BTR rents run high – but for certain tenants, the numbers add up. A one-bedroom at Studio Nevsky averages 73,000₽ per month, compared to 52,000₽ for a similar-sized, unfurnished flat in an aging building on Ligovsky Prospekt, according to CIAN.ru listings. Slavyanka Quarter’s two-bedroom units command 115,000₽ monthly, with perks like bike repair workshops and secure storage lockers. By comparison, typical mortgage repayments on a median Vasilyevsky Island apartment now run 97,000₽ per month, based on a 15% down payment and the average April 2026 Sberbank first-home lending rate of 14.9%.
But buyers face extra hurdles. "Dozens of clients last quarter were denied a loan outright, even with strong salaries," reports Daria Menshikova, manager at the Moika Mortgage Centre.

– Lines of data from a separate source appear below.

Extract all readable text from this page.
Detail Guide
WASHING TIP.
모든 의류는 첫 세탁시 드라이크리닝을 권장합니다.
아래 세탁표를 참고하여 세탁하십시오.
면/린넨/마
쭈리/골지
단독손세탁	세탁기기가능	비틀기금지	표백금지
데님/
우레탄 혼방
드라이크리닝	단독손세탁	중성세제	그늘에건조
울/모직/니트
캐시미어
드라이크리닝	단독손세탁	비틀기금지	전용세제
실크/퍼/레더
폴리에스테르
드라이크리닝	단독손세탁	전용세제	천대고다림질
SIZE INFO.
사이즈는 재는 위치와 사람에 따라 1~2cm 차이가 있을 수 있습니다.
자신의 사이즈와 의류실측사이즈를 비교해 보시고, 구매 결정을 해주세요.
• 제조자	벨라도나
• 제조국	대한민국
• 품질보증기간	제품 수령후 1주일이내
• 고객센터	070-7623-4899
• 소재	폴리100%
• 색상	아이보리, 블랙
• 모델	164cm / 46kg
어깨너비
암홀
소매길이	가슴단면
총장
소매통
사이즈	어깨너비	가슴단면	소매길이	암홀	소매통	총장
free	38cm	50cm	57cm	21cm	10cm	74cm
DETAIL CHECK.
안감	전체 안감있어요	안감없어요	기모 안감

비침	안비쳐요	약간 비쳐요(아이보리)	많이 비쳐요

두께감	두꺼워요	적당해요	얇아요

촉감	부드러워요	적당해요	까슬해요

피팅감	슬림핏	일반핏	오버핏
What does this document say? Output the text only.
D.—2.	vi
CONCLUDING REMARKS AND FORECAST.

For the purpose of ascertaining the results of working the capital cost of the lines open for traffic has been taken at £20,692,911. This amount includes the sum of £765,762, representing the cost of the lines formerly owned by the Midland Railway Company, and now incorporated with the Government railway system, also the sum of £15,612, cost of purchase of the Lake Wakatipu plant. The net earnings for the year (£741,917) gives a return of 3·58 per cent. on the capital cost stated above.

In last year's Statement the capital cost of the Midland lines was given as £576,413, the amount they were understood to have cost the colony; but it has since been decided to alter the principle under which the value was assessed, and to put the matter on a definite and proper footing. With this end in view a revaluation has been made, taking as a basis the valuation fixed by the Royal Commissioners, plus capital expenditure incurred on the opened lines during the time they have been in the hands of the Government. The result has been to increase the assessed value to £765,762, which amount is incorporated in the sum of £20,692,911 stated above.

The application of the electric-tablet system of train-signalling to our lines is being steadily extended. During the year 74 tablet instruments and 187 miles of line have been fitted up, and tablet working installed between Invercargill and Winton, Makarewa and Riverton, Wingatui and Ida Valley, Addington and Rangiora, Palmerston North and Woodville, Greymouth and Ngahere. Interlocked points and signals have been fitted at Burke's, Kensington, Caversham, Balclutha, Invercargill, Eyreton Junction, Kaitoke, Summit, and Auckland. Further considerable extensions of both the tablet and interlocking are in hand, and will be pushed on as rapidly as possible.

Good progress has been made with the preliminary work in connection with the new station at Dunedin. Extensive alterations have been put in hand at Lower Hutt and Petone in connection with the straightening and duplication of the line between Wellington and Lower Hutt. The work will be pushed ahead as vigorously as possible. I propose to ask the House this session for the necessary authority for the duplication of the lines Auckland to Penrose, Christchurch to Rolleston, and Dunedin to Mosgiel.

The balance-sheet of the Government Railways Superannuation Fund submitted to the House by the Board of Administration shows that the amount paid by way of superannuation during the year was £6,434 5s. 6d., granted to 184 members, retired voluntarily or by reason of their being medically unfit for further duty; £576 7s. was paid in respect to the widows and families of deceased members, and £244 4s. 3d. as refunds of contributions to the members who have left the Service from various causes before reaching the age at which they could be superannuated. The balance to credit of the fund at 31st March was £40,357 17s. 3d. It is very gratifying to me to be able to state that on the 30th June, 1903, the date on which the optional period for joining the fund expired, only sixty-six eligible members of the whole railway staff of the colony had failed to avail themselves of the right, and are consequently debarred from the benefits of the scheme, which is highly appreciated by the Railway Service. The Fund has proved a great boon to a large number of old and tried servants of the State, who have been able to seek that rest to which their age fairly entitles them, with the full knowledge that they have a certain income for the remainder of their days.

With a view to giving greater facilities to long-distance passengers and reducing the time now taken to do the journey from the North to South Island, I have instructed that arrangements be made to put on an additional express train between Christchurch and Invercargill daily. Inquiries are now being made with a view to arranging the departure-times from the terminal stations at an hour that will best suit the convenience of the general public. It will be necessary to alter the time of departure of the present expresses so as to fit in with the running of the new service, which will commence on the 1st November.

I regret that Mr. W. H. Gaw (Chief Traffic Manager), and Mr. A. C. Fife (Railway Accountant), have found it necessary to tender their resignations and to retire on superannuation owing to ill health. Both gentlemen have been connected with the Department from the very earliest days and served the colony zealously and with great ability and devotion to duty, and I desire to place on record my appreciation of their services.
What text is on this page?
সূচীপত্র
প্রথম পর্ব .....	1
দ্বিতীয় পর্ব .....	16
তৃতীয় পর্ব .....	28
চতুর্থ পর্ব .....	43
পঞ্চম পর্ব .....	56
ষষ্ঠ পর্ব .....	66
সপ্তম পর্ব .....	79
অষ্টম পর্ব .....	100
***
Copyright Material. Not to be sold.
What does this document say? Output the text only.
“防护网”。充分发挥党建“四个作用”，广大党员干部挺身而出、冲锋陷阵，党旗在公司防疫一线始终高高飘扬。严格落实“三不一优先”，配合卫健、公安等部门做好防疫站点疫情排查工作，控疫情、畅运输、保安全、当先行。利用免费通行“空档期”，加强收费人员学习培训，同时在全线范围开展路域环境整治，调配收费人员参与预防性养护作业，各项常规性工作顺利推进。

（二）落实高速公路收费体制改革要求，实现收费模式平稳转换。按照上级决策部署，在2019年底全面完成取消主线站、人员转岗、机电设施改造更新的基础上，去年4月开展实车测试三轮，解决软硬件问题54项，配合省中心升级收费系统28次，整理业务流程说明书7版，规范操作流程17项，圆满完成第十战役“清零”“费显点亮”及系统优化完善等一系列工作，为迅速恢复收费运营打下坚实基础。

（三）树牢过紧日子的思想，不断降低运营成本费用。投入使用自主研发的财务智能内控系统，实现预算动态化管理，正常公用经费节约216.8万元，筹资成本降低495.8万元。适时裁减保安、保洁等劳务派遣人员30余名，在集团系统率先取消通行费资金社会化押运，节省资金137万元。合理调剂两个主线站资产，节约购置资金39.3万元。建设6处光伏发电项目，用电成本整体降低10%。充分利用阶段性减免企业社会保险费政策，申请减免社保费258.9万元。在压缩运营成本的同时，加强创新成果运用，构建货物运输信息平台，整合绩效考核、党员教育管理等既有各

Meanwhile, the city’s average first-home price rose 8% year-on-year to 13.1 million ₽ by June, per the St Petersburg Urban Property Index. For those lacking savings or family capital, BTR offers immediate stability — if not long-term asset growth.
St Petersburg’s city council is watching with interest. The new BTR towers on 7th Line have drawn both praise and caution at May’s municipal housing commission. Policymakers are assessing whether to promote more BTR initiatives as part of affordable housing strategy, particularly in outlying districts like Kupchino and Parnas. Early drafts of the city’s 2027 Housing Initiative call for a 15% boost in rental unit completions over the next two years.
For would-be tenants, experts recommend careful math. Consider total housing costs (including utilities and fees), length of intended stay, and amenities that fit your lifestyle. While the city’s BTR wave won’t solve ownership challenges overnight, it is giving residents new options—and sparking a fresh debate about what ‘affordable’ really means in St Petersburg.